Bagi yang mampu menulis, penting kiranya menulis buku untuk warisan bagi anak cucu. Bila warisan harta benda kerap mendatangkan perpecahan dan malapetaka, maka percayalah: warisan buku tidaklah demikian. Setidaknya, jika hanya untuk dibaca dan dipelajari, buku bisa digandakan atau dicetak dalam jumlah besar, sehingga tidak perlu menjadi bahan perebutan satu sama lain. Perebutan buku hanya ada dalam dunia persilatan.
Dalam bukunya Buku-Buku Pengubah Sejarah, Robert B. Downs (2001) mengilustrasikan begini: Sepanjang sejarah dapat kita temukan bukti yang bertumpuk-tumpuk yang menunjukkan bahwa buku-buku bukanlah benda-benda yang remeh, jinak, dan tak berdaya, malah sebaliknya buku-buku seringkali adalah biang yang bersemangat dan hidup, berkuasa mengubah arah perkembangan peristiwa kadang-kadang demi kebaikan kadang-kadang demi keburukan. Buku juga menguatkan adanya kontinuitas pengetahuan dari masa ke masa.
Marilah kita teladani tokoh-tokoh negeri ini yang telah mewariskan buku-buku mereka kepada bangsa kita. Hamka telah mewariskan lebih dari 100 buah buku kepada kita, di antaranya Di Bawah Lindungan Ka’bah. Gus Dur juga mewariskan puluhan buku, dan pendapatnya dibukukan ke dalam banyak buku. Iwan Simatupang mewariskan Merahnya Merah, demikian pula Budi Darma dengan Olenka-nya, atau Emha Ainun Nadjib dengan Seribu Masjid Satu Jumlahnya.
Di luar sana kita juga bisa meneladani ‘kekekalan nama’ para penulis seperti Ibnu Sina, Imam Al-Ghazali, Ibnu taimiyah, Ibnu Khaldun, dan sebagainya. Dalam dunia sastra ada nama-nama mendunia seperti William Shakespeare, Albert Camus, Robert Frost, William Faulkner, Emily Dickinson, Naguib Mahfouz, Toni Morrison, dan masih banyak lagi. Dari mereka kita akan banyak berguru atau memetik inpsirasi.
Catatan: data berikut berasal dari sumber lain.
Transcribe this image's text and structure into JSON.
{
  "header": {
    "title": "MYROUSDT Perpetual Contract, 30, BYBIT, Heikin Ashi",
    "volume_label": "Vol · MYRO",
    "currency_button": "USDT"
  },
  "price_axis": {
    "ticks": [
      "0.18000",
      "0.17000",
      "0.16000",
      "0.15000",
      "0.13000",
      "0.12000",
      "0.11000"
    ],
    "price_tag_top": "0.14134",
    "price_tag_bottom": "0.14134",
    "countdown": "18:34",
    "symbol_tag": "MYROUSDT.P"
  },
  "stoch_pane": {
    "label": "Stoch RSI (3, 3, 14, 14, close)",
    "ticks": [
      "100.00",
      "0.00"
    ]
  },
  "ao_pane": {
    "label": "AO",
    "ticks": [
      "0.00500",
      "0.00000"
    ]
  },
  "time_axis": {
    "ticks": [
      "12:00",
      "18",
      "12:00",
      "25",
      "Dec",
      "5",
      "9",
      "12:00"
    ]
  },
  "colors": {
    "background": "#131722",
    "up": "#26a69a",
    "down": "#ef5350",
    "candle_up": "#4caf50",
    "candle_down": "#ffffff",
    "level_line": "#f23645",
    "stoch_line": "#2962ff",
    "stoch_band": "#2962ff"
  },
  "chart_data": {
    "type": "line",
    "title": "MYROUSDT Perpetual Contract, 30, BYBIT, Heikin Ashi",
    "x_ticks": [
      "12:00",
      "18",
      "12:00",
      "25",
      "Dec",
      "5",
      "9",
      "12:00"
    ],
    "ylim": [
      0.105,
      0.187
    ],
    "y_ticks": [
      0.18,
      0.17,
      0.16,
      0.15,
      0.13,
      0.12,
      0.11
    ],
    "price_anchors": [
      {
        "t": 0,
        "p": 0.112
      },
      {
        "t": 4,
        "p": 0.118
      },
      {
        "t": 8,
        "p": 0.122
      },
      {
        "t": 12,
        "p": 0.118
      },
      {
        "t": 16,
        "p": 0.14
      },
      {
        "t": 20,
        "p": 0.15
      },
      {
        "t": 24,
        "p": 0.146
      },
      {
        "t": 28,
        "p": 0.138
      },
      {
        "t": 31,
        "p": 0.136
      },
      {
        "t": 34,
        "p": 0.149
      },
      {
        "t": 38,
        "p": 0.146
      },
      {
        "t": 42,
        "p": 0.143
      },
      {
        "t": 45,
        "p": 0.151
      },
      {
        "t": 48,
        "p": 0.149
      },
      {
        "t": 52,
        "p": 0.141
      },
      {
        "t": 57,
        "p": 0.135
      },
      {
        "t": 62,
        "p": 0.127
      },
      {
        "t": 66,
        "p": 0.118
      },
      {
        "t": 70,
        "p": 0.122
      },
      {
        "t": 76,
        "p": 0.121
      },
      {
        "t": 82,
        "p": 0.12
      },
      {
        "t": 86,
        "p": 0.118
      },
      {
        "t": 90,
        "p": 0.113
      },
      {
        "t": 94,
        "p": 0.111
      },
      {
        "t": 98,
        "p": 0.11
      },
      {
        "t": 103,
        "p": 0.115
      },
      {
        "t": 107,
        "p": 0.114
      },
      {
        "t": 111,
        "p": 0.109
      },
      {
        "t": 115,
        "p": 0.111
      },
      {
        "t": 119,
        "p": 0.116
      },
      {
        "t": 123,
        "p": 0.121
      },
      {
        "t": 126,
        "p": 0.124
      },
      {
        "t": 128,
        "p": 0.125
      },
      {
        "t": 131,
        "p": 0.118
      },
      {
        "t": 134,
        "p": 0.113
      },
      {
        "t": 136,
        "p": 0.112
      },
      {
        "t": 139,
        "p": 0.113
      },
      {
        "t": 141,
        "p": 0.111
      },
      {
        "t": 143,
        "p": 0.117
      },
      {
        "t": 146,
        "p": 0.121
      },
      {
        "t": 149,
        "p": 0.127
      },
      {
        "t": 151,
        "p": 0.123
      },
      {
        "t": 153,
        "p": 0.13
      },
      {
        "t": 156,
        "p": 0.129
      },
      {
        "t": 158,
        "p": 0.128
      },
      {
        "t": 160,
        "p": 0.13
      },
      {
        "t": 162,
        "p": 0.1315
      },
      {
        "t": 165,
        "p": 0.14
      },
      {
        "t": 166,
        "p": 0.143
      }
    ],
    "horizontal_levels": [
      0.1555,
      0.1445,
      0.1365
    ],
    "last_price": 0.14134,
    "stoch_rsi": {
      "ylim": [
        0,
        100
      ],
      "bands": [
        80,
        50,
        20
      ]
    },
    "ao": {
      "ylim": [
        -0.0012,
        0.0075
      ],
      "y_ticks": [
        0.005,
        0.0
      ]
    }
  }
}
Jadi, rahasia besar dari menulis buku sebagai warisan ada di sini: Bahwa apa pun yang kita tulis dalam buku akan dipahami dan akhirnya dikembangkan secara luas oleh generasi kita. Benih-benih ilmu atau pengetahuan yang kita tanam akan tumbuh dan berkembang. Maka, tidak ada pilihan lain, marilah menulis buku yang isinya benih-benih kebaikan, agar di kemudian hari tumbuh dan berkembang yang baik. Ia akan menjadi sebaik-baiknya warisan untuk anak-cucu.
***
Sebagai penguat sebuah refleksi, saya perlu menekankan bahwa dalam kerangka pikir itulah buku yang Anda pegang ini ditulis. Penulis buku ini, Puang Bapak—panggilan akrab untuk Drs. H. M. Dachlan S. (93 tahun)—telah menulis kiat-kiat jitu membentuk keluarga bahagia, yang dipersembahkan bukan hanya untuk keluarga besar Tompo Tikka, melainkan juga untuk masyarakat luas yang hendak meneladani bagaimana penulis buku ini telah mempraktikkan seluruh isi buku.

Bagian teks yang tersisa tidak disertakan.